An ex-case manager, who wanted to only be identified as Rebekah, described her tenure as a “positive experience.” Then she added: “As long as any involvement with (administrators) was minimal.”
The recent growth spurt demonstrated the nonprofit’s impacts in Southwest Washington, said a former accountant who declined to be named. The accountant said McWithey knows the organization inside and out, even if she struggles with managing personalities.
“The main problem with Share is Diane, but she’s also one of the main reasons they’re as successful as they are and help as many people as they can help,” the accountant said.
Samuels, the staffer fired shortly after her cancer diagnosis, recently landed a job at a nonprofit working with unhoused people in Washington County. Looking back on Share, she said she “still thinks it’s a great organization.”
“It’s doing great work for houseless people, but it just taught me that everyone that’s in a position of power does not use that power righteously,” Samuels said.
Dieterle, the case manager, similarly praised the organization while criticizing leadership.
“The work they’re doing is amazing,” Dieterle said. “They’re employing people that would not be employable. Amazing people work there at all levels – until the rotten top.”
Like Samuels and Hundersmarck, McWithey declined to comment on Dieterle’s claims.
Dieterle eventually bailed her husband out of jail. She collected a $435-per-week unemployment check. Eventually, she found work at a Portland nonprofit.
In April, however, she suffered another setback.

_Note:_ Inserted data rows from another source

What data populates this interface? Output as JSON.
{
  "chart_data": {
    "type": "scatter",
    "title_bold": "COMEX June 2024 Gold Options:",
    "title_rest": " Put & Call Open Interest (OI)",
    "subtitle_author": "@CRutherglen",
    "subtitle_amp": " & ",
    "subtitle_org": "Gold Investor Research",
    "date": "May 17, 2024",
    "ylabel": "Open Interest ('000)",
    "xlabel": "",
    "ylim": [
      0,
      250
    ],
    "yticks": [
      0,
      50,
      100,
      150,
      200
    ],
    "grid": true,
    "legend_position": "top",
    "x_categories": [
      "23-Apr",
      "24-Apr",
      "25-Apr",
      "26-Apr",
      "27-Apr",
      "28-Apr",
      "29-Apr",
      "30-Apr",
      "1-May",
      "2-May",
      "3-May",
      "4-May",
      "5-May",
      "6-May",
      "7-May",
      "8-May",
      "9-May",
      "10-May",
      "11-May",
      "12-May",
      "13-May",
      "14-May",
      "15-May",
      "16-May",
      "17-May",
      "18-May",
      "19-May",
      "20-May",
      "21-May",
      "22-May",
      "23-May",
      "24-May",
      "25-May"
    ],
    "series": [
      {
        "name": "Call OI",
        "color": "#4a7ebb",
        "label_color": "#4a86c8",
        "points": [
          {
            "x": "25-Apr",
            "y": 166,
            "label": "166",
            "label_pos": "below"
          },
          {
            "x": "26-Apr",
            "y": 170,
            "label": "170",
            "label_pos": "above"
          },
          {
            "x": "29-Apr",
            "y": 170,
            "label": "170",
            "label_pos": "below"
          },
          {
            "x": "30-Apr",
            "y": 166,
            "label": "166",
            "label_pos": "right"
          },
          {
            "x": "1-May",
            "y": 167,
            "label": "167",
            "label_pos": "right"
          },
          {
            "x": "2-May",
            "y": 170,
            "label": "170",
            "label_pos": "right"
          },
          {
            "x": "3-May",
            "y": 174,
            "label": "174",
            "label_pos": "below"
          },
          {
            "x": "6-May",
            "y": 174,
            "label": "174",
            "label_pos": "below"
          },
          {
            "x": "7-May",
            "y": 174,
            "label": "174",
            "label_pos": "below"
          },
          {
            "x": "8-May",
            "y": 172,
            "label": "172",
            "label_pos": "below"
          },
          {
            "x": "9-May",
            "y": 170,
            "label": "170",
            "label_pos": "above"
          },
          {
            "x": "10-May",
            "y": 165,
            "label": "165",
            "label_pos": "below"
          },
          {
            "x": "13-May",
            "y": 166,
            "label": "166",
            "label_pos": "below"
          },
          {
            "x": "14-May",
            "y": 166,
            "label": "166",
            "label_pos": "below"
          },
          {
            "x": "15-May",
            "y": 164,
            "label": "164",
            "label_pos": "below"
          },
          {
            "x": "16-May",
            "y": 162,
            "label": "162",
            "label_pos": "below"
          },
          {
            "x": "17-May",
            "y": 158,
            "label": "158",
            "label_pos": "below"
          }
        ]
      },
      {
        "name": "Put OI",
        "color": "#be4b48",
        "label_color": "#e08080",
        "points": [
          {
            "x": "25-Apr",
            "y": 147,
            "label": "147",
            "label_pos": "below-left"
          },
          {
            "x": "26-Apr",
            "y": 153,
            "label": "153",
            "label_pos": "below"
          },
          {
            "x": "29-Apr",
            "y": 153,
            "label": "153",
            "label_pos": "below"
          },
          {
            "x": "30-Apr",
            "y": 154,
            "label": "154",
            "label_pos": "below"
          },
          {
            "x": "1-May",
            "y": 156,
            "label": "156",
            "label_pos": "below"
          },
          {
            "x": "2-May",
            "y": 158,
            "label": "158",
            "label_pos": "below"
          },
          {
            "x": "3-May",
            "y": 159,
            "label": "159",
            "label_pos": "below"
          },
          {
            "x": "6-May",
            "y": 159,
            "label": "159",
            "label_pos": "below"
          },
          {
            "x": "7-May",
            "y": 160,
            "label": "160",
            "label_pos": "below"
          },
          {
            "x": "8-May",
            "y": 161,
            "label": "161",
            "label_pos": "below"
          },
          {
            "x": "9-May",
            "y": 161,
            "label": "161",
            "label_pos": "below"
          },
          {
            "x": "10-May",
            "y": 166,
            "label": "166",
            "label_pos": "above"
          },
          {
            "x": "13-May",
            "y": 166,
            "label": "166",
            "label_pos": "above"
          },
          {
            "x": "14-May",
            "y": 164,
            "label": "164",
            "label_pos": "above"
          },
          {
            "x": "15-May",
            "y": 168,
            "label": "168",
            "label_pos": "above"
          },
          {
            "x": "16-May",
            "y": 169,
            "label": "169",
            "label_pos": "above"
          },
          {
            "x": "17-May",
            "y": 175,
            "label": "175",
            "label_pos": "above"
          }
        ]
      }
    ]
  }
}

Share challenged her unemployment claim, telling the Oregon Employment Department that it fired Dieterle for violating policies.
“I was shocked,” Dieterle said. “Because of the audacity of it.”
Dieterle, possessing the termination letter with no stated cause, appealed. The appeal is currently underway. If she fails, she faces paying back $6,734.
Today, she and her husband can barely pay rent, she said. The state would have to garnish her wages. But Dieterle said she’s confident about her chances against Share’s administration.
“Prove it. Show the paperwork,” Dieterle said. “Because it doesn’t exist. If they have documents, I must have been able to see it and sign it. And that didn’t happen.”